Identification of a Benzimidazolecarboxylic Acid Derivative (BAY 1316957) as a Potent and Selective Human Prostaglandin E2 Receptor Subtype 4 (hEP4-R) Antagonist for the Treatment of Endometriosis.

Authors

Bäurle S, Nagel J, Peters O, Bräuer N, Ter Laak AM, Preusse C, Rottmann A, Heldmann D, Bothe U, Blume T, Zorn L E, Walter D, Zollner TM, Steinmeyer A, Langer G
J Med Chem. 2019 Mar 14; 62(5):2541-2563.
PMID: 30707023.

Abstract

The presence and growth of endometrial tissue outside the uterine cavity in endometriosis patients is primarily driven by hormone-dependent and inflammatory processes – the latter being frequently associated with severe, acute and chronic pelvic pain. The EP4 subtype of prostaglandin E2 (PGE2) receptors (EP4-R) is a particularly promising anti-inflammatory and anti-nociceptive target as both this receptor subtype and the pathways forming PGE2 are highly expressed in endometriotic lesions. High-throughput screening resulted in the identification of benzimidazole derivatives as novel hEP4-R antagonists.
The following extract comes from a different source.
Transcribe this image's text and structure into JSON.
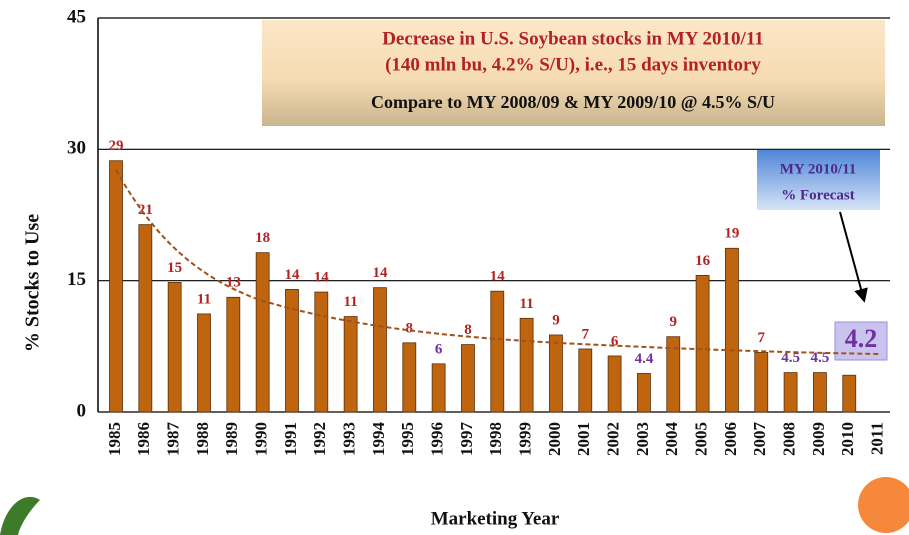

Careful SAR investigation guided by rational design identified a methyl substitution adjacent to the carboxylic acid as an appropriate means to accomplish favorable pharmacokinetic properties by reduction of glucuronidation. Further optimization led to the identification of benzimidazolecarboxylic acid BAY 1316957, a highly potent, specific and selective hEP4-R antagonist with excellent DMPK properties. Notably, treatment with BAY 1316957 can be expected to lead to prominent and rapid pain relief and significant improvement of the patients` quality of life.